Extremely high number of ASV in bacteria data

I guess I have a weird question, but if I compare my results with the results of other researchers seems like something is wrong.

I have processed 284 soil samples, sequenced by MiSeq 2x275 paired-end (v3-v4 amplicon), whose quality plots looked like this:

image
image

After removing the adapters and assuming that the amplicon length is 428 nt, I used DADA2 with many different parameters to choose the best option:

--p-trunc-len-f 240
--p-trunc-len-r 240
--p-trim-left-f 0
--p-trim-left-r 0
Number of ASVs: 39,292

--p-trunc-len-f 246
--p-trunc-len-r 244
--p-trim-left-f 5
--p-trim-left-r 5
Number of ASVs: 35,981

--p-trunc-len-f 240
--p-trunc-len-r 240
--p-trim-left-f 15
--p-trim-left-r 15
Number of ASVs: 38,695

--p-trunc-len-f 230
--p-trunc-len-r 220
--p-trim-left-f 15
--p-trim-left-r 15
Number of ASVs: 54,497

--p-trunc-len-f 230
--p-trunc-len-r 220
--p-trim-left-f 0
--p-trim-left-r 0
Number of ASVs: 55,242

--p-trunc-len-f 246
--p-trunc-len-r 244
--p-trim-left-f 0
--p-trim-left-r 0
Number of ASVs: 55,901

The number of ASVs increased as I truncated more and more the reads, which is the goal I want to achieve.
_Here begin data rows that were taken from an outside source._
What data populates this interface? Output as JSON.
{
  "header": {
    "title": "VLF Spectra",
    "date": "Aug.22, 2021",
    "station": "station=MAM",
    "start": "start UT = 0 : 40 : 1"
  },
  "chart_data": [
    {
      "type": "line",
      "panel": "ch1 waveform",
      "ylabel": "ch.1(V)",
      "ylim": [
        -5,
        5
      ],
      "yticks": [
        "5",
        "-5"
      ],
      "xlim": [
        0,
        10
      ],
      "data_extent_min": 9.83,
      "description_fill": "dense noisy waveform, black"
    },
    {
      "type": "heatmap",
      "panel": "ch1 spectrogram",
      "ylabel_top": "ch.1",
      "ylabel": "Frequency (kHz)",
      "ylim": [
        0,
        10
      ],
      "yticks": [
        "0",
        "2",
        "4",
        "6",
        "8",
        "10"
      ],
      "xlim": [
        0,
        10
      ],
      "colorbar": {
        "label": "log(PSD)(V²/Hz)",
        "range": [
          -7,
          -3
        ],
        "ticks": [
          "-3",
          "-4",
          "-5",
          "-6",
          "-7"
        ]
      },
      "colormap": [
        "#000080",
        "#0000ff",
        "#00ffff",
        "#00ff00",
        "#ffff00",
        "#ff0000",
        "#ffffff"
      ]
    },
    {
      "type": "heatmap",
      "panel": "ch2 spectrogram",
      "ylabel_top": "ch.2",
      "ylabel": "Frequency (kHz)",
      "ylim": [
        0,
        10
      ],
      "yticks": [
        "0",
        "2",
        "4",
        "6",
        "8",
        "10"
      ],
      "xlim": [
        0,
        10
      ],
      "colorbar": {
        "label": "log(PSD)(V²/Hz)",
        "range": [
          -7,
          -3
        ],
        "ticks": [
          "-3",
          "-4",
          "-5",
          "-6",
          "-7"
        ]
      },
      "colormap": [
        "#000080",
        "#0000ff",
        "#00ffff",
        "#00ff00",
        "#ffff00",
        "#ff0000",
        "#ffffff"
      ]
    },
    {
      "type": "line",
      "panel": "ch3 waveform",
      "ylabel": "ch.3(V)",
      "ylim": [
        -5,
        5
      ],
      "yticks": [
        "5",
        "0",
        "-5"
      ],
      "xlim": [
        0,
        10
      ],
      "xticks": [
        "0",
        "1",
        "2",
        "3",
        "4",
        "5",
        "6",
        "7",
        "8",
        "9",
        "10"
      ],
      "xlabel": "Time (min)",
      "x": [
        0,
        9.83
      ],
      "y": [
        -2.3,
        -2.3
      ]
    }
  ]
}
Here, the denoising statistics from the last denoising parameters:
NGS100-21-RUN-1_denoising-stats.qzv (1.2 MB)

However, I have observed that other researchers, even with very similar data, obtain significantly fewer ASVs.... such as 1,000-2,000.
I have been able to assign taxonomy to these ASVs, but still confused.
Is this normal?
How can I check that I have not made any mistakes?

1 Like

There is a mistake in the post, the last truncating parameters were:

--p-trunc-len-f 230
--p-trunc-len-r 210
--p-trim-left-f 0
--p-trim-left-r 0
Number of ASVs: 55,901

My apologies.

Hello Cristina,

Welcome to the forums! :qiime2:

This is a great question!

I've summarized your results in this table so we can review.
I've added a column for the expected overlap.
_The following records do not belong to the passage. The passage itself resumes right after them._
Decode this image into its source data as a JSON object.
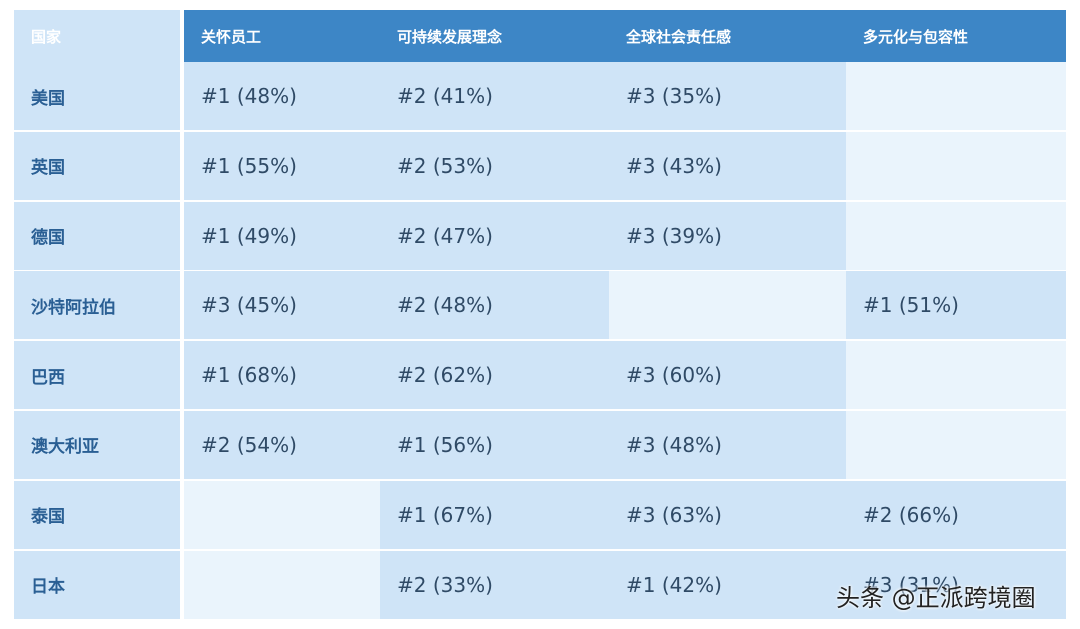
{
  "header": {
    "country": "国家",
    "col1": "关怀员工",
    "col2": "可持续发展理念",
    "col3": "全球社会责任感",
    "col4": "多元化与包容性"
  },
  "rows": [
    {
      "country": "美国",
      "c1": "#1 (48%)",
      "c2": "#2 (41%)",
      "c3": "#3 (35%)",
      "c4": ""
    },
    {
      "country": "英国",
      "c1": "#1 (55%)",
      "c2": "#2 (53%)",
      "c3": "#3 (43%)",
      "c4": ""
    },
    {
      "country": "德国",
      "c1": "#1 (49%)",
      "c2": "#2 (47%)",
      "c3": "#3 (39%)",
      "c4": ""
    },
    {
      "country": "沙特阿拉伯",
      "c1": "#3 (45%)",
      "c2": "#2 (48%)",
      "c3": "",
      "c4": "#1 (51%)"
    },
    {
      "country": "巴西",
      "c1": "#1 (68%)",
      "c2": "#2 (62%)",
      "c3": "#3 (60%)",
      "c4": ""
    },
    {
      "country": "澳大利亚",
      "c1": "#2 (54%)",
      "c2": "#1 (56%)",
      "c3": "#3 (48%)",
      "c4": ""
    },
    {
      "country": "泰国",
      "c1": "",
      "c2": "#1 (67%)",
      "c3": "#3 (63%)",
      "c4": "#2 (66%)"
    },
    {
      "country": "日本",
      "c1": "",
      "c2": "#2 (33%)",
      "c3": "#1 (42%)",
      "c4": "#3 (31%)"
    }
  ],
  "watermark": "头条 @正派跨境圈",
  "colors": {
    "header_dark": "#2a5f94",
    "header": "#3d86c6",
    "cell_filled": "#cfe4f7",
    "cell_empty": "#eaf4fc"
  }
}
trunc-len-f trunc-len-r trim-left-f trim-left-r ASVs overlap
240 240 0 0 39292 52
246 244 5 5 35981 62
240 240 15 15 38695 52
230 220 15 15 54497 22
230 220 0 0 55242 22
230 210 0 0 55901 12

Some observations:

  • Trimming 15 from the start of both reads does not appear to change the total number of ASVs much compared to trimming zero.
  • Decreasing the expected overlap DOES appear to have an effect on number of ASVs!

240 + 240 - 428 = 52 bp expected overlap
230 +210 - 428 = 12 bp overlap

While dada2 is able to join reads with only 12 bp of overlap, I wonder if this is not working as well.

Maybe your samples are much more diverse!

You compare the known composition of the positive controls you included on the run to their observed composition after processing. (Unfortunately, lots of people don't run positive controls. Do you have any?)

One cause of unintended feature inflation is barcodes getting into the ASVs. When you cluster these in a PCoA plot, do samples overlap at all, or is each ASV coming from one sample?

3 Likes

Dear Colin J Brislawn
Thank you for the reply!
I have generated a PCoA plot and the result is the following:


I still don't understand what's going on.... can you think of anything else I can check?

1 Like

Do you have any positive controls? We should investigate those, if you have any.

We could also pull out some of your ASVs, align them to the database, and see if we can see any barcodes inside of them that have not been removed.

1 Like

Colin, unfortunately I have not positive controls.
I've used FASTQC in order to look for Illumina adapters, however, all the files are free from them. I also assigned the taxonomy to all the ASVs generated and only 39 out of 55,901 were unassigned. The rest seem to have a biological sense.
Which database do you propose to use? I don't know how to recognize adapters within the reads.
Thank you!

Good question! There's a list of Illumina adapters over here:

As for taxonomy assignment, have you tried SILVA? I've gotten good results using that database. What database did you use?

Thank you Colin for the adapters file. I've found few of these adapters among the raw reads, however, no hits were shown among the representative sequences.
Yes, I used SILVA for taxonomy assignment and, as I said, the results made biological sense.
Let's say my samples are very diverse, I wonder if it is a good idea to use MUMU (which is the implementation of LULU in Linux) in order to cluster the ASVs, what do you think?

MUMU you say! I didn't know Frédéric had a new package out!

While we investigate why your ASVs are so numerous, and if that's a problem, perhaps you could open an issue on the GitHub repo and link this issue. I would love to know if this is a good use-case for MUMU.